Or more generally put:
It benefits all sellers of a good to engage in price collusion, rather than allowing competition to create a socially desirable equilibrium in which the price equals the marginal cost of production (Which equals the value of the time needed to procure and process the materials which, given perfectly competitive i.e. efficient markets, would equal the rate at which a person can generate gil from the system times the time needed, as all goods on the market would have the same price relative to the time needed to create them and time arbitrage therefore impossible), because it increases the producer surplus at the cost of the consumer surplus and creates a deadweight loss.
That leads to an allocatively inefficient market, which even a diehard free market economist like Adam Smith would deem undesirable.

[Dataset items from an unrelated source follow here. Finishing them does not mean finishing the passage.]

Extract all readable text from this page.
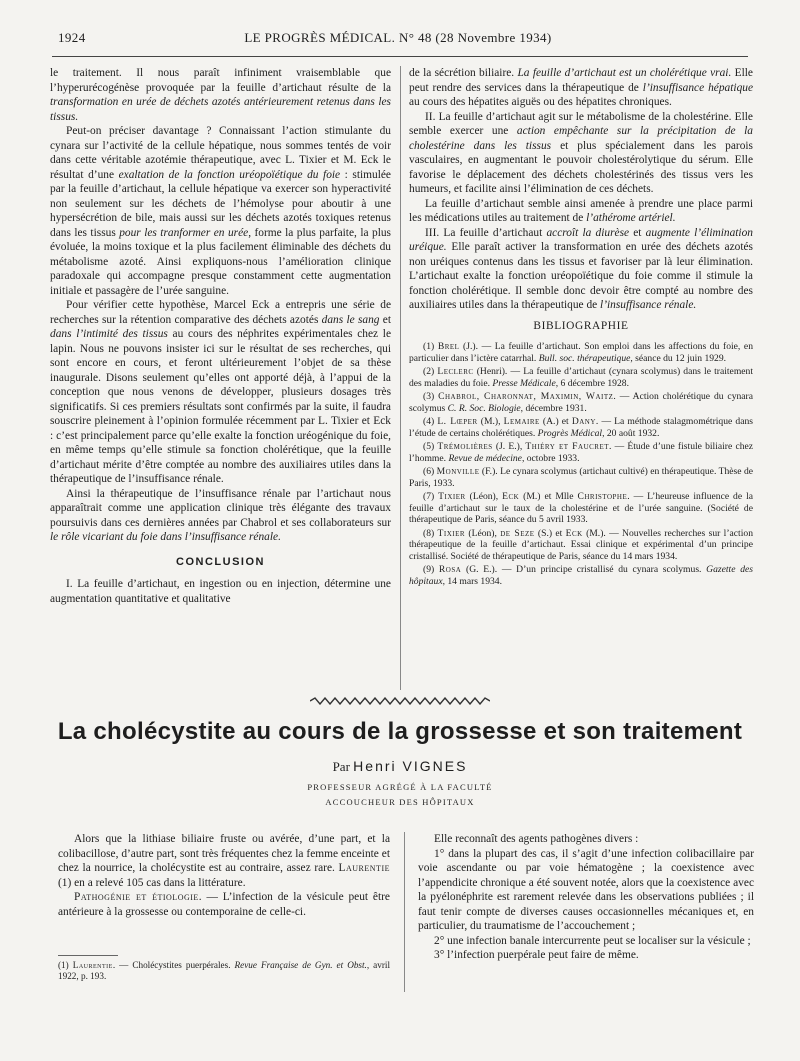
1924	LE PROGRÈS MÉDICAL. N° 48 (28 Novembre 1934)

le traitement. Il nous paraît infiniment vraisemblable que l’hyperurécogénèse provoquée par la feuille d’artichaut résulte de la transformation en urée de déchets azotés antérieurement retenus dans les tissus.

Peut-on préciser davantage ? Connaissant l’action stimulante du cynara sur l’activité de la cellule hépatique, nous sommes tentés de voir dans cette véritable azotémie thérapeutique, avec L. Tixier et M. Eck le résultat d’une exaltation de la fonction uréopoïétique du foie : stimulée par la feuille d’artichaut, la cellule hépatique va exercer son hyperactivité non seulement sur les déchets de l’hémolyse pour aboutir à une hypersécrétion de bile, mais aussi sur les déchets azotés toxiques retenus dans les tissus pour les tranformer en urée, forme la plus parfaite, la plus évoluée, la moins toxique et la plus facilement éliminable des déchets du métabolisme azoté. Ainsi expliquons-nous l’amélioration clinique paradoxale qui accompagne presque constamment cette augmentation initiale et passagère de l’urée sanguine.

Pour vérifier cette hypothèse, Marcel Eck a entrepris une série de recherches sur la rétention comparative des déchets azotés dans le sang et dans l’intimité des tissus au cours des néphrites expérimentales chez le lapin. Nous ne pouvons insister ici sur le résultat de ses recherches, qui sont encore en cours, et feront ultérieurement l’objet de sa thèse inaugurale. Disons seulement qu’elles ont apporté déjà, à l’appui de la conception que nous venons de développer, plusieurs dosages très significatifs. Si ces premiers résultats sont confirmés par la suite, il faudra souscrire pleinement à l’opinion formulée récemment par L. Tixier et Eck : c’est principalement parce qu’elle exalte la fonction uréogénique du foie, en même temps qu’elle stimule sa fonction cholérétique, que la feuille d’artichaut mérite d’être comptée au nombre des auxiliaires utiles dans la thérapeutique de l’insuffisance rénale.

Ainsi la thérapeutique de l’insuffisance rénale par l’artichaut nous apparaîtrait comme une application clinique très élégante des travaux poursuivis dans ces dernières années par Chabrol et ses collaborateurs sur le rôle vicariant du foie dans l’insuffisance rénale.

CONCLUSION

I. La feuille d’artichaut, en ingestion ou en injection, détermine une augmentation quantitative et qualitative

de la sécrétion biliaire. La feuille d’artichaut est un cholérétique vrai. Elle peut rendre des services dans la thérapeutique de l’insuffisance hépatique au cours des hépatites aiguës ou des hépatites chroniques.

II. La feuille d’artichaut agit sur le métabolisme de la cholestérine. Elle semble exercer une action empêchante sur la précipitation de la cholestérine dans les tissus et plus spécialement dans les parois vasculaires, en augmentant le pouvoir cholestérolytique du sérum. Elle favorise le déplacement des déchets cholestérinés des tissus vers les humeurs, et facilite ainsi l’élimination de ces déchets.

La feuille d’artichaut semble ainsi amenée à prendre une place parmi les médications utiles au traitement de l’athérome artériel.

III. La feuille d’artichaut accroît la diurèse et augmente l’élimination uréique. Elle paraît activer la transformation en urée des déchets azotés non uréiques contenus dans les tissus et favoriser par là leur élimination. L’artichaut exalte la fonction uréopoïétique du foie comme il stimule la fonction cholérétique. Il semble donc devoir être compté au nombre des auxiliaires utiles dans la thérapeutique de l’insuffisance rénale.

BIBLIOGRAPHIE

(1) Brel (J.). — La feuille d’artichaut. Son emploi dans les affections du foie, en particulier dans l’ictère catarrhal. Bull. soc. thérapeutique, séance du 12 juin 1929.

(2) Leclerc (Henri). — La feuille d’artichaut (cynara scolymus) dans le traitement des maladies du foie. Presse Médicale, 6 décembre 1928.

(3) Chabrol, Charonnat, Maximin, Waitz. — Action cholérétique du cynara scolymus C. R. Soc. Biologie, décembre 1931.

(4) L. Lœper (M.), Lemaire (A.) et Dany. — La méthode stalagmométrique dans l’étude de certains cholérétiques. Progrès Médical, 20 août 1932.

(5) Trémolières (J. E.), Thiéry et Faucret. — Étude d’une fistule biliaire chez l’homme. Revue de médecine, octobre 1933.

(6) Monville (F.). Le cynara scolymus (artichaut cultivé) en thérapeutique. Thèse de Paris, 1933.

(7) Tixier (Léon), Eck (M.) et Mlle Christophe. — L’heureuse influence de la feuille d’artichaut sur le taux de la cholestérine et de l’urée sanguine. (Société de thérapeutique de Paris, séance du 5 avril 1933.

(8) Tixier (Léon), de Seze (S.) et Eck (M.). — Nouvelles recherches sur l’action thérapeutique de la feuille d’artichaut. Essai clinique et expérimental d’un principe cristallisé. Société de thérapeutique de Paris, séance du 14 mars 1934.

(9) Rosa (G. E.). — D’un principe cristallisé du cynara scolymus. Gazette des hôpitaux, 14 mars 1934.

La cholécystite au cours de la grossesse et son traitement
Par Henri VIGNES
PROFESSEUR AGRÉGÉ À LA FACULTÉ
ACCOUCHEUR DES HÔPITAUX

Alors que la lithiase biliaire fruste ou avérée, d’une part, et la colibacillose, d’autre part, sont très fréquentes chez la femme enceinte et chez la nourrice, la cholécystite est au contraire, assez rare. Laurentie (1) en a relevé 105 cas dans la littérature.

Pathogénie et étiologie. — L’infection de la vésicule peut être antérieure à la grossesse ou contemporaine de celle-ci.

(1) Laurentie. — Cholécystites puerpérales. Revue Française de Gyn. et Obst., avril 1922, p. 193.

Elle reconnaît des agents pathogènes divers :

1° dans la plupart des cas, il s’agit d’une infection colibacillaire par voie ascendante ou par voie hématogène ; la coexistence avec l’appendicite chronique a été souvent notée, alors que la coexistence avec la pyélonéphrite est rarement relevée dans les observations publiées ; il faut tenir compte de diverses causes occasionnelles mécaniques et, en particulier, du traumatisme de l’accouchement ;

2° une infection banale intercurrente peut se localiser sur la vésicule ;

3° l’infection puerpérale peut faire de même.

Fact is: If someone can consistently undercut by considerable sums, the price is still higher than their marginal cost of production, otherwise they would have to close business. That means either that the price so far has been set wrongly and competition has failed to produce socially desirable results, i.e. allocative efficiency, or that this competitor has innovated and now is more efficient than the others, therefore has all the rights to crowd the others out of the market if they fail to keep up. Unsustainable undercutting, i.e. selling below your marginal cost of production is only possible for short periods for reasons stated above. And that's no issue at all in this game, because even if the person crowds everyone out of the market with aggressive undercutting to then install monopoly prices, people can just re-enter the market at will. As a result, undercutting cannot cause actual harm in this game, as it cannot have a lasting negative effect.
The only negative effect it has is on the profits of sellers. Note: Profits. Profits are what you have left when you subtract the costs from your revenue. Since profits are going to be very little if the marginal cost of production equals the price and the market is efficient, every seller is going to tell you that this is bad. Bluntly put, that's propaganda. It has nothing to do with allocative efficiency, it has nothing to do with social surplus, it has nothing to do with welfare economics or the benefit of the economy to society, it has nothing to do with economic health, the only tangent to economic theory is the desire of a producer to maximize their own surplus by abusing market failures.